En cette matinée d’automne, il régnait sur le petit village de Cassis une sinistre atmosphère. Conformément aux prévisions météorologiques de la veille, un épais brouillard s’était répandu sur le hameau et ses environs. Seuls les phares d’une Porsche grise roulant à vive allure sur la route menant à la sortie du village brisaient l’obscurité de la brume. À son bord, Maxime, l’échevin des travaux de Cassis, était contrarié. Pas parce qu’un radar venait de flasher sa voiture, mais bien parce qu’il avait été réveillé par un appel porteur de mauvaises nouvelles émanant du contremaitre du chantier situé à l’extérieur du village. Ce chantier consistait à déboiser toute une partie de la forêt pour implanter à la place un gigantesque centre commercial. Hélas, l’opération de tronçonnage venait de subir un coup d’arrêt brutal, dû à la présence d’un vieillard qui s’était enchainé à l’arbre le plus massif du bois et qui exigeait de voir l’échevin des travaux, Maxime. Ce dernier, tellement occupé à fulminer sur cette affaire, ne se rendit même pas compte qu’il avait déjà dépassé le lieu du chantier. Il fit demi-tour un peu plus loin et vint se garer à côté de la voiture du contremaitre, une Ford verte à l’aile enfoncée. Maxime sortit et rejoignit immédiatement les ouvriers qui se tenaient groupés dans un silence pesant autour d’un chêne impressionnant.

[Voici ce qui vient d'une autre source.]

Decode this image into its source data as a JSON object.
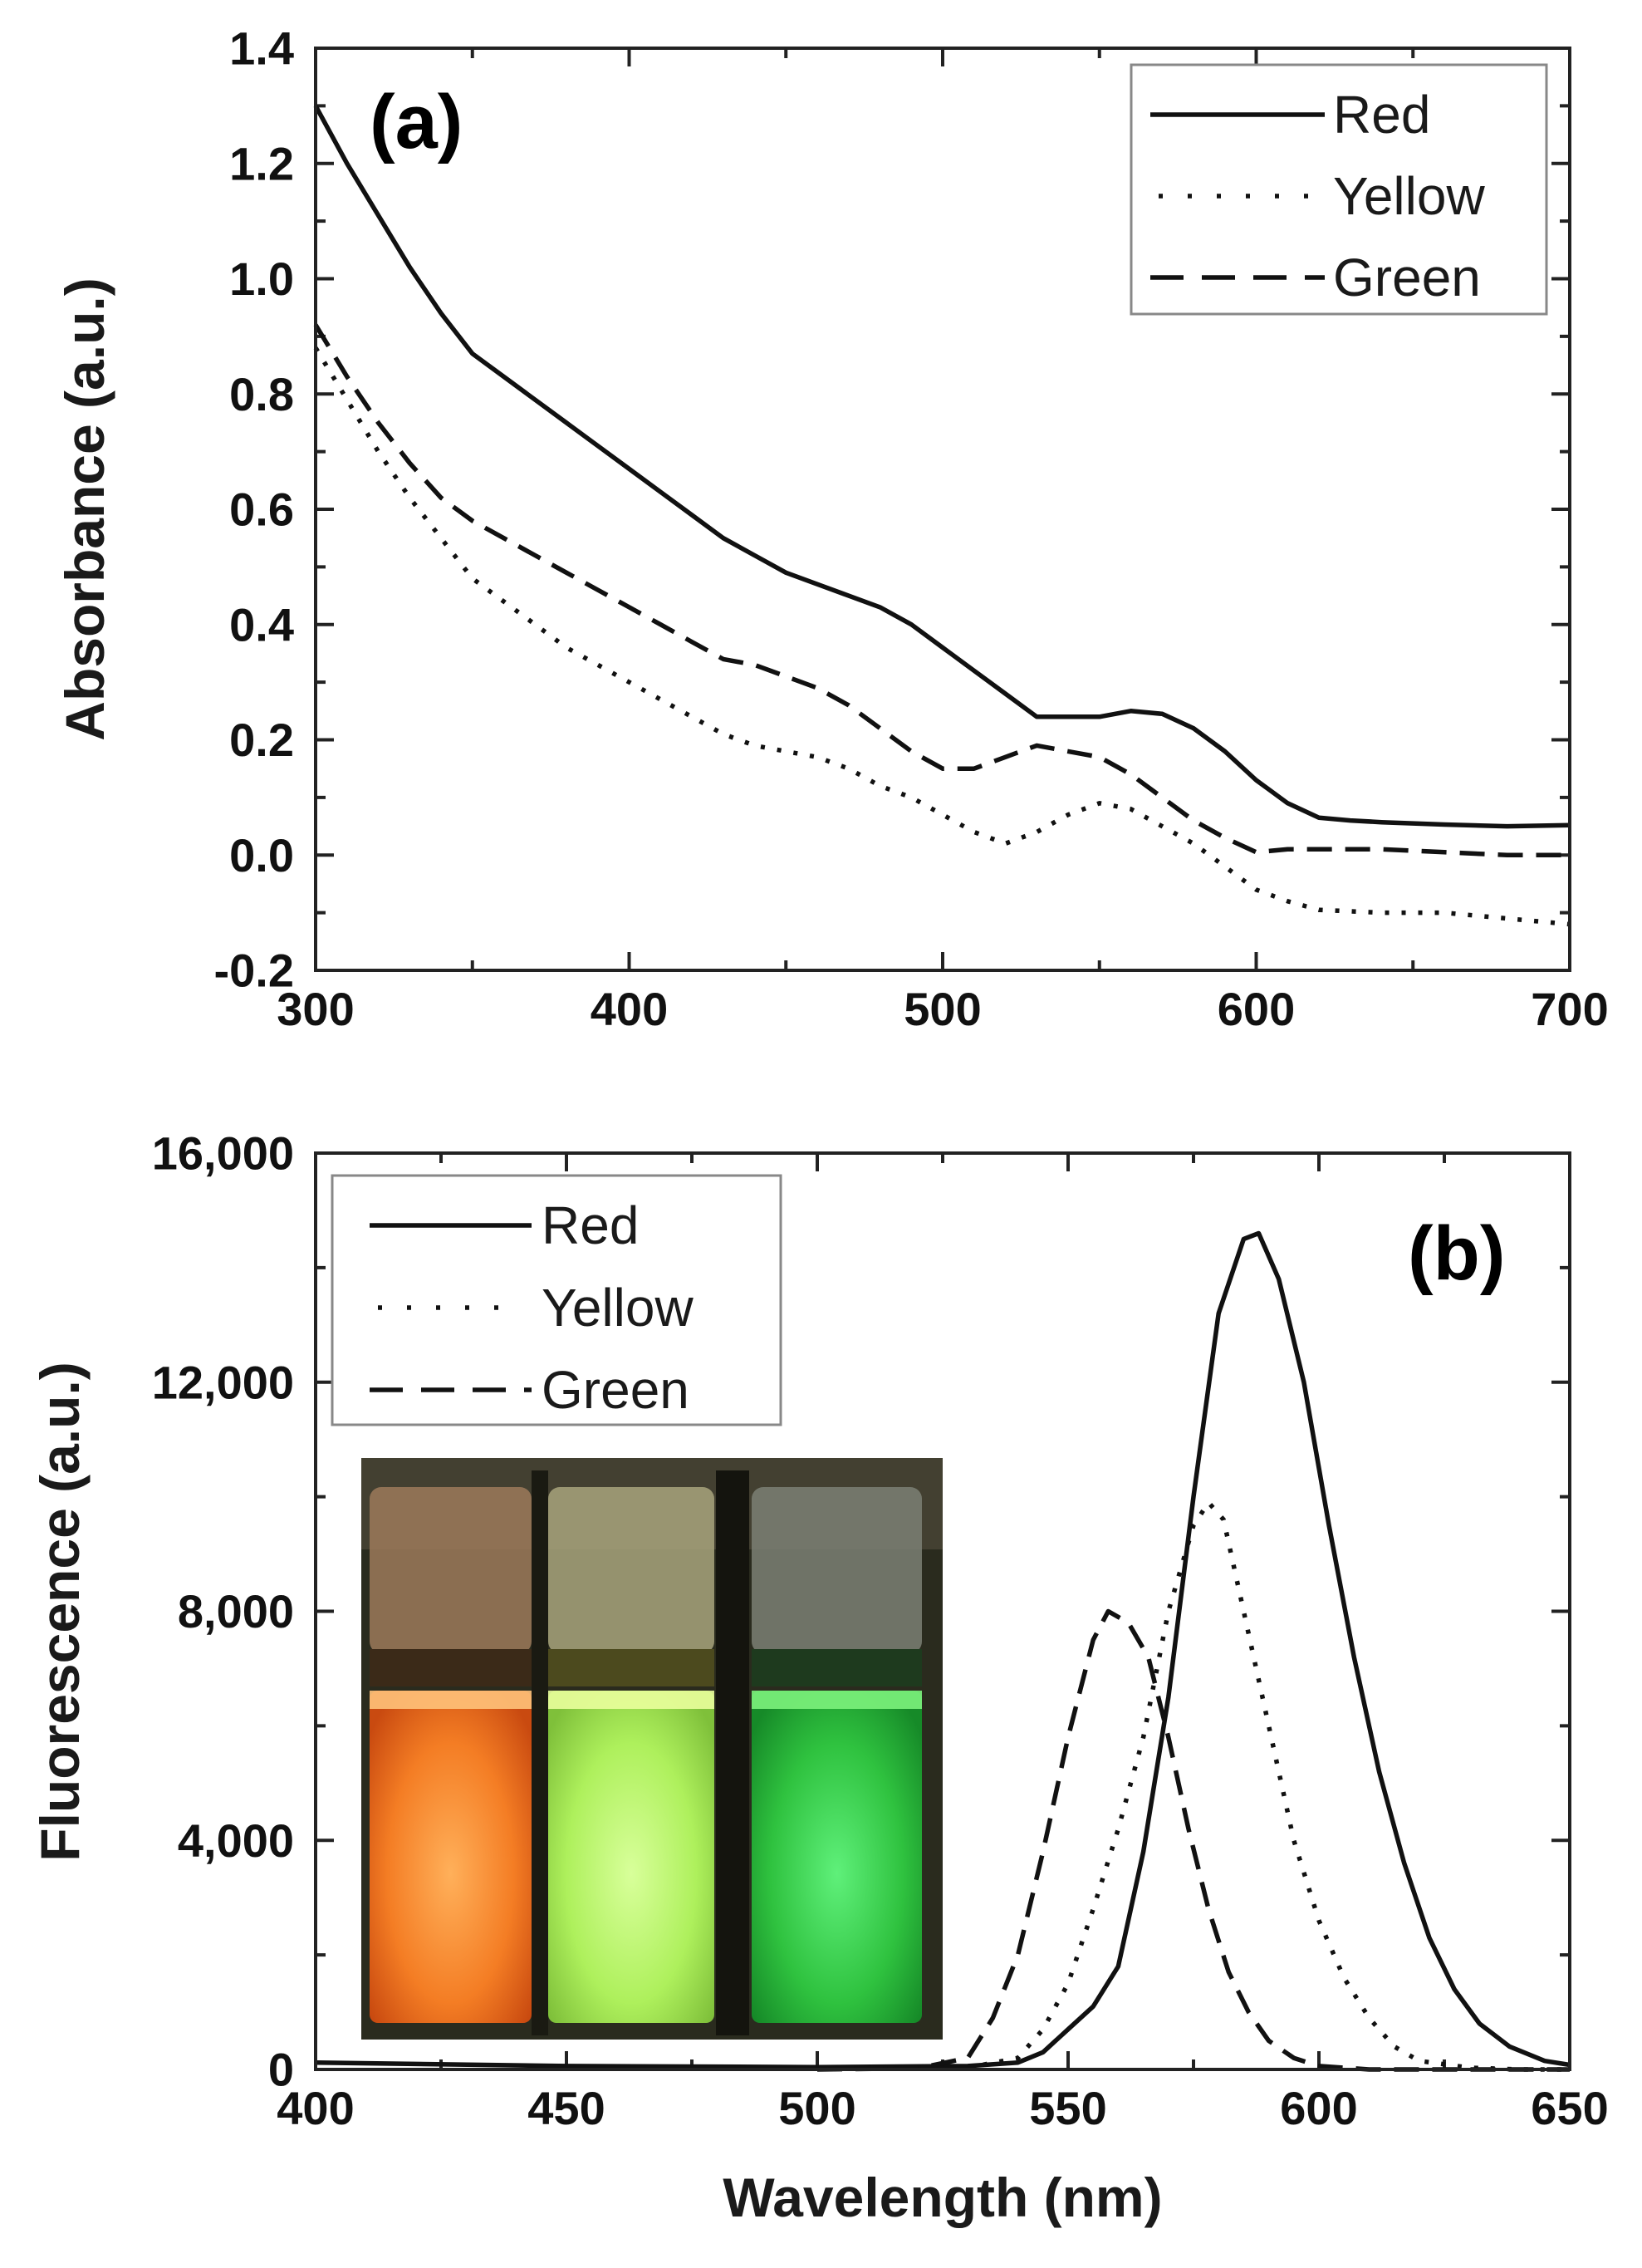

Il se fraya un passage parmi eux pour mieux voir ce qui se passait. Au pied de l’arbre était assis un vieillard recroquevillé sur lui-même. Ses vêtements étaient en lambeaux, il ne portait pas de chaussures et ses longs cheveux blancs et crasseux recouvraient tout son visage. Il était sale. Une longue chaîne en argent le maintenait attaché à l’arbre. Des éraflures sur celle-ci témoignaient de la tentative des ouvriers de la casser, visiblement sans succès. Maxime resta interdit devant ce spectacle et, quand une voix rauque l’appela par son prénom, il ne comprit pas tout de suite que c’était cet étrange personnage qui parlait. Prudemment, Maxime s’approcha de lui. Le vieillard dit alors dans un râle :
- Ne coupe pas cet arbre, il est habité par une nymphe ! Elle ne veut pas mourir, sauve-la !

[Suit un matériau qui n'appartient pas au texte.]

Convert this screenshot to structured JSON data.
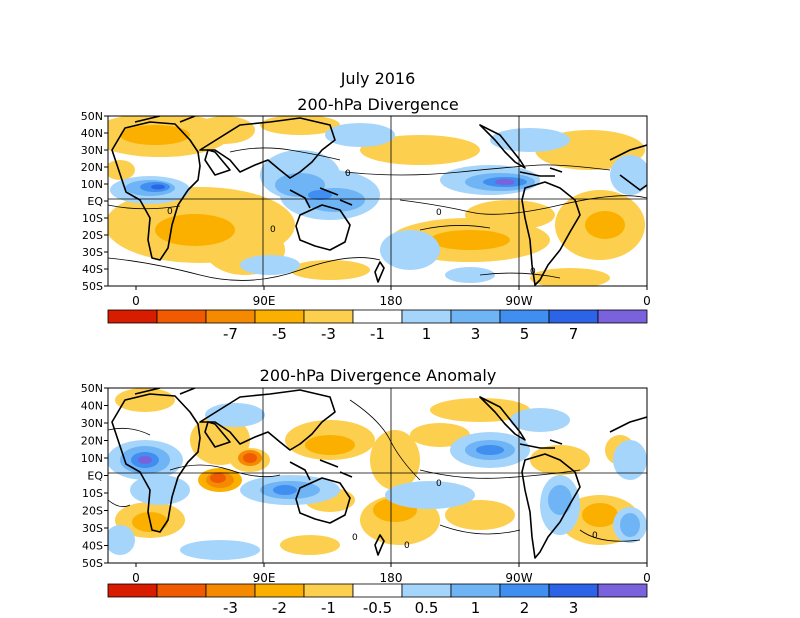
{
  "header": {
    "month_title": "July 2016"
  },
  "panels": [
    {
      "title": "200-hPa Divergence",
      "lat_labels": [
        "50N",
        "40N",
        "30N",
        "20N",
        "10N",
        "EQ",
        "10S",
        "20S",
        "30S",
        "40S",
        "50S"
      ],
      "lon_labels": [
        "0",
        "90E",
        "180",
        "90W",
        "0"
      ],
      "colorbar": {
        "colors": [
          "#d81c00",
          "#f05a00",
          "#f58a00",
          "#fbb000",
          "#fdcf4e",
          "#ffffff",
          "#a6d5fb",
          "#6fb4f5",
          "#3f8ef0",
          "#2d63e6",
          "#7a62dc"
        ],
        "labels": [
          "-7",
          "-5",
          "-3",
          "-1",
          "1",
          "3",
          "5",
          "7"
        ]
      }
    },
    {
      "title": "200-hPa Divergence Anomaly",
      "lat_labels": [
        "50N",
        "40N",
        "30N",
        "20N",
        "10N",
        "EQ",
        "10S",
        "20S",
        "30S",
        "40S",
        "50S"
      ],
      "lon_labels": [
        "0",
        "90E",
        "180",
        "90W",
        "0"
      ],
      "colorbar": {
        "colors": [
          "#d81c00",
          "#f05a00",
          "#f58a00",
          "#fbb000",
          "#fdcf4e",
          "#ffffff",
          "#a6d5fb",
          "#6fb4f5",
          "#3f8ef0",
          "#2d63e6",
          "#7a62dc"
        ],
        "labels": [
          "-3",
          "-2",
          "-1",
          "-0.5",
          "0.5",
          "1",
          "2",
          "3"
        ]
      }
    }
  ],
  "contour_label": "0"
}
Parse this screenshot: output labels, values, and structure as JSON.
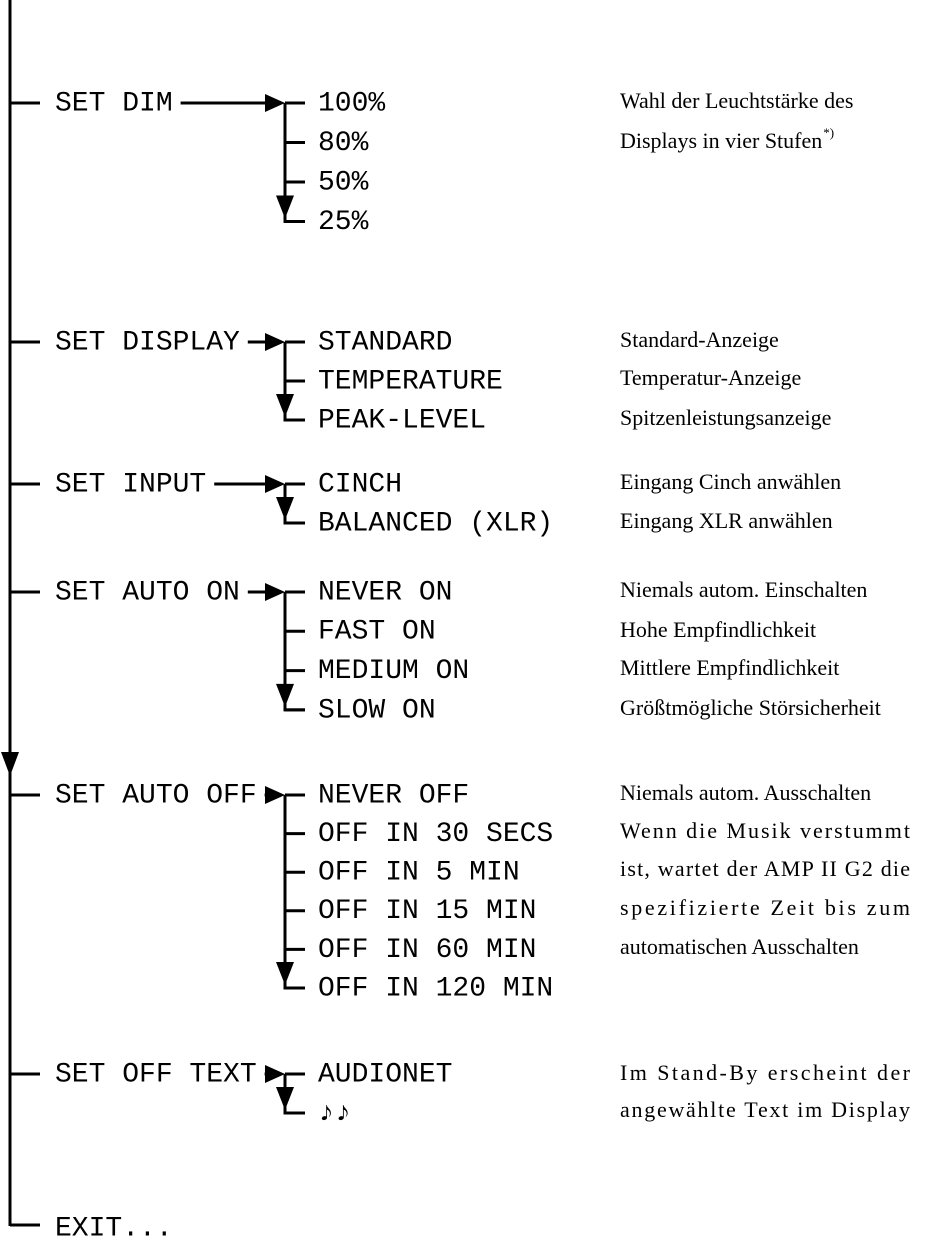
{
  "groups": [
    {
      "label": "SET DIM",
      "options": [
        "100%",
        "80%",
        "50%",
        "25%"
      ],
      "descriptions": [
        "Wahl der Leuchtstärke des",
        "Displays in vier Stufen"
      ],
      "footnote_mark": "*)"
    },
    {
      "label": "SET DISPLAY",
      "options": [
        "STANDARD",
        "TEMPERATURE",
        "PEAK-LEVEL"
      ],
      "descriptions": [
        "Standard-Anzeige",
        "Temperatur-Anzeige",
        "Spitzenleistungsanzeige"
      ]
    },
    {
      "label": "SET INPUT",
      "options": [
        "CINCH",
        "BALANCED (XLR)"
      ],
      "descriptions": [
        "Eingang Cinch anwählen",
        "Eingang XLR anwählen"
      ]
    },
    {
      "label": "SET AUTO ON",
      "options": [
        "NEVER ON",
        "FAST ON",
        "MEDIUM ON",
        "SLOW ON"
      ],
      "descriptions": [
        "Niemals autom. Einschalten",
        "Hohe Empfindlichkeit",
        "Mittlere Empfindlichkeit",
        "Größtmögliche Störsicherheit"
      ]
    },
    {
      "label": "SET AUTO OFF",
      "options": [
        "NEVER OFF",
        "OFF IN 30 SECS",
        "OFF IN 5 MIN",
        "OFF IN 15 MIN",
        "OFF IN 60 MIN",
        "OFF IN 120 MIN"
      ],
      "descriptions": [
        "Niemals autom. Ausschalten",
        "Wenn die Musik verstummt",
        "ist, wartet der AMP II G2 die",
        "spezifizierte Zeit bis zum",
        "automatischen Ausschalten"
      ]
    },
    {
      "label": "SET OFF TEXT",
      "options": [
        "AUDIONET",
        "♪♪"
      ],
      "descriptions": [
        "Im Stand-By erscheint der",
        "angewählte Text im Display"
      ]
    }
  ],
  "exit": "EXIT..."
}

Subitement, Maxime fut soulagé. Il avait eu tort de s’inquiéter, l’homme qui lui faisait face n’était qu’un vieux gâteux, un pauvre fou, sans doute un pensionnaire d’une maison de repos ou d’un hôpital psychiatrique, d’où il s’était échappé. Rassuré, Maxime déclara au vieil homme :
- Écoute grand-père, on va te ramener à ton hospice et tu vas nous laisser faire notre travail. Tu es peut-être attaché à ces bois, mais c’est dans l’intérêt du village de les abattre. C’est la seule façon pour nous de réaliser l’expansion économique que nous attendons depuis si longtemps, ajouta-t-il avec un regard rêveur.

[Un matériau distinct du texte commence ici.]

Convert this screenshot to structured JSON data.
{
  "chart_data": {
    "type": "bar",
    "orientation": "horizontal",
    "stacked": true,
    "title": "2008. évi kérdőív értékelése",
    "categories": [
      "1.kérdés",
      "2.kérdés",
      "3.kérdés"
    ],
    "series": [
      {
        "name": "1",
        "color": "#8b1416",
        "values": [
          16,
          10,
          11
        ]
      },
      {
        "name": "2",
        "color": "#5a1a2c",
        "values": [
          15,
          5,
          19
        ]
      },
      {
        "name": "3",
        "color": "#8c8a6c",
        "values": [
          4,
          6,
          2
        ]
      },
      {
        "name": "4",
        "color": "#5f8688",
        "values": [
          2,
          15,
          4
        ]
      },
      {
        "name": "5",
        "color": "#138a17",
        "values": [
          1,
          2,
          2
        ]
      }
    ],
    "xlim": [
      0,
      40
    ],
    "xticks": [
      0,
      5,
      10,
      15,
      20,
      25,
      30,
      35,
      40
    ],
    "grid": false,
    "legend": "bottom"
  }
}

Sans qu’il ne s’y attende, le vieillard agrippa la veste de Maxime, et pour la première fois leva la tête vers lui. Ce que Maxime vit alors le glaça d’effroi. Le visage de l’homme était ridé de toutes parts, sa peau fine laissait transparaitre ses os, mais le plus horrible était qu’à l’emplacement où aurait dû se trouver son œil gauche, il n’y avait qu’un trou béant, une cavité creuse dont les contours étaient maculés de sang séché. Le borgne ouvrit la bouche, et la même voix semblant provenir d’outre-tombe jaillit :
- Renonce à ce projet. Tu en as encore la possibilité. Mais, si telle est ta volonté, je partirai et je te laisserai faire ton travail de bourreau, mais je dois t’avertir que tu courras à ta perte si tu t’engages sur cette voie. Tu as le choix, que choisis-tu ? finit-il dans un souffle putrescent.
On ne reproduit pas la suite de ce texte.